A random thing that jumped out at me is that Michael Harrington is mentioned a few times, and I think might be the only white guy in the book that is spoken of in un-hedged positive terms (I’m sure this is only because there’s like three sentences about him total, though). Another thing that jumped out at me is that not only does Kendi have big issues with much of the Black elite’s classism and general moralizing, but he seems to take a sort of glee in puncturing the images of Black elites that are highly regarded by Whites, in particular, including ones that are seen as antiracist icons. Also, he has some amusingly vicious things to say about John McWhorter.
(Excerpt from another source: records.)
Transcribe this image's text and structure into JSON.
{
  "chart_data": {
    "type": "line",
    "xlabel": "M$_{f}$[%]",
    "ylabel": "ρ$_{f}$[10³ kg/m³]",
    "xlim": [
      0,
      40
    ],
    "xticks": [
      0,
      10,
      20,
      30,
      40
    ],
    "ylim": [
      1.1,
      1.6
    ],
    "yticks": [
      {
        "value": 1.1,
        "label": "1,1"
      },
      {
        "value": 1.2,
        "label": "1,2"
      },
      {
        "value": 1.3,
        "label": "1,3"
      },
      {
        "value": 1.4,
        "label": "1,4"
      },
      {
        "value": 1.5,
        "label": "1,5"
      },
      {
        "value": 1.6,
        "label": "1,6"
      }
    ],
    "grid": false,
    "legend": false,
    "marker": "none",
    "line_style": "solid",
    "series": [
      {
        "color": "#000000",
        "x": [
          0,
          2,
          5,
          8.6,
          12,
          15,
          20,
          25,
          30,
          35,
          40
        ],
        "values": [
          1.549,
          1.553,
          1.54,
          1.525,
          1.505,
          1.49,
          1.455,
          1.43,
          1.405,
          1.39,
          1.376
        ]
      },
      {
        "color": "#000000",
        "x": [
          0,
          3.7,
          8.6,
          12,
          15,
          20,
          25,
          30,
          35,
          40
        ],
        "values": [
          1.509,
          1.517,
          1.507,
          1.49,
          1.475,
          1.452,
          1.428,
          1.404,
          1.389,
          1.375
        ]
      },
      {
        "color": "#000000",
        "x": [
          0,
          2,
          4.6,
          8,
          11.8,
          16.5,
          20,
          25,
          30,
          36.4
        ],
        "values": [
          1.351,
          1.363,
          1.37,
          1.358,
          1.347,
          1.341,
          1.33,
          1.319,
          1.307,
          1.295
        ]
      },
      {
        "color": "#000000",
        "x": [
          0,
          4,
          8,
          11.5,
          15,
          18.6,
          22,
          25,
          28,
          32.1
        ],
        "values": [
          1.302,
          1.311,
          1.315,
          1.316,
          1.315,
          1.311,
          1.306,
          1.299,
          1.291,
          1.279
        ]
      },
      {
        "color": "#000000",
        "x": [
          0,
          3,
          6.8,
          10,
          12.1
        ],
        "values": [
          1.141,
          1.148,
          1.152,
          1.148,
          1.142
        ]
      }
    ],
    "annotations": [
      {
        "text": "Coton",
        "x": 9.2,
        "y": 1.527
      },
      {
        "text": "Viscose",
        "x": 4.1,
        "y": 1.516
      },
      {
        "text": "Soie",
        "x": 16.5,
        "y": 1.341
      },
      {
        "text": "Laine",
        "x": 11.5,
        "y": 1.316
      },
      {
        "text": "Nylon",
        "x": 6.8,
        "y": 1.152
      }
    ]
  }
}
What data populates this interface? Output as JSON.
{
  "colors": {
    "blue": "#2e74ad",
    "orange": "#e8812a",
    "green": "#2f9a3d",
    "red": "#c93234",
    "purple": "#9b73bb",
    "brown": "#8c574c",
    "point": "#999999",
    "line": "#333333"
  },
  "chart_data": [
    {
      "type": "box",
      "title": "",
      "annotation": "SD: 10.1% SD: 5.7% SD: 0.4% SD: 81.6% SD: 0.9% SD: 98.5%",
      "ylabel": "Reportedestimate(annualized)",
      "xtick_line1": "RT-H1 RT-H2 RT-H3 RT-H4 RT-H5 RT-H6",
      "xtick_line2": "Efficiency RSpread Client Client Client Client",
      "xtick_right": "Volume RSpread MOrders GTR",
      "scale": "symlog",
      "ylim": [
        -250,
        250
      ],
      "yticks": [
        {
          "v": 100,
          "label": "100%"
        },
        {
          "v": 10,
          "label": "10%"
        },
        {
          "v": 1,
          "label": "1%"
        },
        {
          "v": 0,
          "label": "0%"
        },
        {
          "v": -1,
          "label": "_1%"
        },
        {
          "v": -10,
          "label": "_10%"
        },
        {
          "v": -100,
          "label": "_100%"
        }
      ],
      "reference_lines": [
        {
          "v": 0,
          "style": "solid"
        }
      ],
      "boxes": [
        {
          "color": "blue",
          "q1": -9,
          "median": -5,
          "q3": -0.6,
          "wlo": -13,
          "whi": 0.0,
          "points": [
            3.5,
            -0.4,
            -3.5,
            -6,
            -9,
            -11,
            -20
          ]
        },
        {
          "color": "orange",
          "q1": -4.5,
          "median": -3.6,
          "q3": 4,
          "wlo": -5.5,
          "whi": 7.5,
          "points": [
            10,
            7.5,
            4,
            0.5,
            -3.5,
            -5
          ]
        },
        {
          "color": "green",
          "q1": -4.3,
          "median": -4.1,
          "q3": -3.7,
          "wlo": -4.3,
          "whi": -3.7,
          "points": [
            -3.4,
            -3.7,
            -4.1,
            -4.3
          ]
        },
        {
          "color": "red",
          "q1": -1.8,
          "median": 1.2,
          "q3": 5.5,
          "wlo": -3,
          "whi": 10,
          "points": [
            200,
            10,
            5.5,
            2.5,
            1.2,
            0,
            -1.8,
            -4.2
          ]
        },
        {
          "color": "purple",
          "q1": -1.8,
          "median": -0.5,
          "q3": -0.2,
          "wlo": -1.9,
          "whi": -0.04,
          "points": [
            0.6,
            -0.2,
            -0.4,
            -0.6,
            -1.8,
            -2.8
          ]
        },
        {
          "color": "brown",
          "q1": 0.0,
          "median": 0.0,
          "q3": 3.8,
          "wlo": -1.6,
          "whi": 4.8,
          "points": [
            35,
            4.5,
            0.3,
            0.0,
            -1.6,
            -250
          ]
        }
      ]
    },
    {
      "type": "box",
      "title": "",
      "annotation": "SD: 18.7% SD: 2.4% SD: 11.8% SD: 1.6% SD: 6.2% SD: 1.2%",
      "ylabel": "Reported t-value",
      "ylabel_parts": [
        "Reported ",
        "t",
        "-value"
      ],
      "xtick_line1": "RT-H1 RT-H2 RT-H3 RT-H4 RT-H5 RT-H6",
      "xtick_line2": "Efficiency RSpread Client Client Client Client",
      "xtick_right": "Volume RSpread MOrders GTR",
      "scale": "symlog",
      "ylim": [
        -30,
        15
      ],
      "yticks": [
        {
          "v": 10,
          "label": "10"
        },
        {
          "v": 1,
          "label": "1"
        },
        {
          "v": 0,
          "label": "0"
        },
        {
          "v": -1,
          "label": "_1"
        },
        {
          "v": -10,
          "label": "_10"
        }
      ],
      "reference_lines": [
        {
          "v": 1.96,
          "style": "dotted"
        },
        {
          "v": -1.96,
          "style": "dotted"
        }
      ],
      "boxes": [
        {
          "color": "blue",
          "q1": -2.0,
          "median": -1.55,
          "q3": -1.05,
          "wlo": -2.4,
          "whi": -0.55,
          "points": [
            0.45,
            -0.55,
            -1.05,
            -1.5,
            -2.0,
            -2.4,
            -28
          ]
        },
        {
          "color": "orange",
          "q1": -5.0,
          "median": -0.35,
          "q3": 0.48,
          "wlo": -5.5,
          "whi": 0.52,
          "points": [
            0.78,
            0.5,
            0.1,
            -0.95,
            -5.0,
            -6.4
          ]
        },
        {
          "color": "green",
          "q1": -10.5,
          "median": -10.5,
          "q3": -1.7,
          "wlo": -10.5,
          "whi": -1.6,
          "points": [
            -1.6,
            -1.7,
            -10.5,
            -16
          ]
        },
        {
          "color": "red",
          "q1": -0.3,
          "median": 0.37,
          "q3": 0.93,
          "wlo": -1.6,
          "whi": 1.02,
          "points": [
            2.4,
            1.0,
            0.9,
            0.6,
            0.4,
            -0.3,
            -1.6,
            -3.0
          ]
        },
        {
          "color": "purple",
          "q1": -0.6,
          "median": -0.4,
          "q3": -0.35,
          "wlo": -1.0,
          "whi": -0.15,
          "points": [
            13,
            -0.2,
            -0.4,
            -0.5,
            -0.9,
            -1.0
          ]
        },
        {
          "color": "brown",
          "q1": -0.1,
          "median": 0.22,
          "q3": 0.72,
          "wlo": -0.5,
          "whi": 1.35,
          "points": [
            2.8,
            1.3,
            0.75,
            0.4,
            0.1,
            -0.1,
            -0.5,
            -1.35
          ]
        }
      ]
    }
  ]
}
One thing that gets a bit frustrating--and this is hardly unique to this book, although I find it more often when reading older primary sources, rather than modern books commenting on older writings--is trying to parse precisely what sort of judgments are being made and then how we should judge those judgments when it comes to older commentary around education and standards of “achievement” and other such vague terms. A lot of older writing advocating education for various groups that had traditionally been denied it can certainly be read as privileging certain types of education as inherently worth more than others, and as saying that people who have not had these particular types of education are stupid, but that hardly seems to me like a fair reading when you’re trying to parse stuff written before we came up with terms like “epistemic injustice” that now allow us to talk about why denying people access to the mainstream education that gatekeeps the stuff they need to know to navigate the dominant culture is discriminatory and is a form of harm, without implying that being ignorant of specific culturally privileged information makes them worse people. It’s certainly quite possible (or… extremely likely) that Dr. Kendi knows a lot more than I do about how to properly interpret what was being said in these sorts of writings in the language of their time, but I’m not sure this book actually explained that as much as I needed it to, as I kept being like “I suppose that’s one way to read that” or “How precisely are we using the term ‘something wrong’ here” and anyway, education is a complex topic, and in my experience discussions of it feature quite a lot of people talking past each other, so I’m always on high alert for Places Where People Might Be Talking Past Each Other. Some of the other parts of the book had similar places where I thought the language being used was a little more vague than Kendi was treating it as, but educational topics are where it stuck out at me the most.
Overall, though, there’s a lot of really interesting history that doesn’t get told very much in here, like early anti-vaccine hysteria (short version: early anti-vaxxers were mad that Black people invented the smallpox vaccine before they did), which I had only ever heard about very briefly because there’s a plaque about it on a bridge in Boston (the plaque leaves out the racism angle, unsurprisingly). And for a 500-page nonfiction work, it reads pretty quickly.